- Hatoum, Alexander S;
- Colbert, Sarah MC;
- Johnson, Emma C;
- Huggett, Spencer B;
- Deak, Joseph D;
- Pathak, Gita A;
- Jennings, Mariela V;
- Paul, Sarah E;
- Karcher, Nicole R;
- Hansen, Isabella;
- Baranger, David AA;
- Edwards, Alexis;
- Grotzinger, Andrew D;
- Tucker-Drob, Elliot M;
- Kranzler, Henry R;
- Davis, Lea K;
- Sanchez-Roige, Sandra;
- Polimanti, Renato;
- Gelernter, Joel;
- Edenberg, Howard J;
- Bogdan, Ryan;
- Agrawal, Arpana
Genetic liability to substance use disorders can be parsed into loci that confer general or substance-specific addiction risk.

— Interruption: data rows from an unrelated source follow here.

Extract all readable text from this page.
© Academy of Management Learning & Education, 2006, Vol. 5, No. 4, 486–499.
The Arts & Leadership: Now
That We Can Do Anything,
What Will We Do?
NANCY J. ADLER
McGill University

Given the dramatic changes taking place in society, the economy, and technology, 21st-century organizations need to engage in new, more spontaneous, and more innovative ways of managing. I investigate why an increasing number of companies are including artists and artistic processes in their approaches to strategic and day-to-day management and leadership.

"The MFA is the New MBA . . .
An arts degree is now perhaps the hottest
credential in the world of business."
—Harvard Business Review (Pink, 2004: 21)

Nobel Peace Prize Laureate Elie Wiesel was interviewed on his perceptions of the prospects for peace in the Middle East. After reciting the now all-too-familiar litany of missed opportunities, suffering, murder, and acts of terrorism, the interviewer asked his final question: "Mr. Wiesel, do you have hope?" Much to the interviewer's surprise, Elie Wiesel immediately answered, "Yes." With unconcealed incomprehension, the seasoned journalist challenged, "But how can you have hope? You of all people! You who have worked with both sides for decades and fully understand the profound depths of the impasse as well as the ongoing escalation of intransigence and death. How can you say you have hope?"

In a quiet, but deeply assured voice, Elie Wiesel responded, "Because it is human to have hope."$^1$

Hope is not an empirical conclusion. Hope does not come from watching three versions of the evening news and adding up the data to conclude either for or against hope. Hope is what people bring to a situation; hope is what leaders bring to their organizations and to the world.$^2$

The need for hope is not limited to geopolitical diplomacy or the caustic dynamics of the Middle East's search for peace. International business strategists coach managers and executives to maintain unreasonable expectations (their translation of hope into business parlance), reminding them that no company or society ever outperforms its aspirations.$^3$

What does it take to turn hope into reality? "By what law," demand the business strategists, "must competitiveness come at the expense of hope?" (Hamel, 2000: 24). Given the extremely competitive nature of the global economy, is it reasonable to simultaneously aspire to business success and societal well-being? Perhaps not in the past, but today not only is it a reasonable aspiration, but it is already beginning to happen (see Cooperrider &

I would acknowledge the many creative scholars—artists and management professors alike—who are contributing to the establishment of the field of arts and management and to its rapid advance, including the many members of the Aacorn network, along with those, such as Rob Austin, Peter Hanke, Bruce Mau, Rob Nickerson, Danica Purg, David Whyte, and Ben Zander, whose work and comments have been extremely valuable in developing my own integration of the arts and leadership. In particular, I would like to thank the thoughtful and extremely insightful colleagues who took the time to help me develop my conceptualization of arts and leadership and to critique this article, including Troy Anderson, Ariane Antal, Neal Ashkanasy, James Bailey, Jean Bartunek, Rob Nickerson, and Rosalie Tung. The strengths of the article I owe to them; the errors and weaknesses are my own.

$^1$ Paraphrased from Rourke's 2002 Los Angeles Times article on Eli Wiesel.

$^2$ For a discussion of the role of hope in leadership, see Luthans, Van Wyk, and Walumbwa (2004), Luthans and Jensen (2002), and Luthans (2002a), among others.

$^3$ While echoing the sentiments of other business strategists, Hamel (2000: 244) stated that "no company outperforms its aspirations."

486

We report a multivariate genome-wide association meta-analysis that disaggregates general and substance-specific loci for published summary statistics of problematic alcohol use, problematic tobacco use, cannabis use disorder, and opioid use disorder in a sample of 1,025,550 individuals of European descent and 92,630 individuals of African descent. Nineteen independent SNPs were genome-wide significant (P < 5e-8) for the general addiction risk factor (addiction-rf), which showed high polygenicity. Across ancestries, PDE4B was significant (among other genes), suggesting dopamine regulation as a cross-substance vulnerability. An addiction-rf polygenic risk score was associated with substance use disorders, psychopathologies, somatic conditions, and environments associated with the onset of addictions. Substance-specific loci (9 for alcohol, 32 for tobacco, 5 for cannabis, 1 for opioids) included metabolic and receptor genes. These findings provide insight into genetic risk loci for substance use disorders that could be leveraged as treatment targets.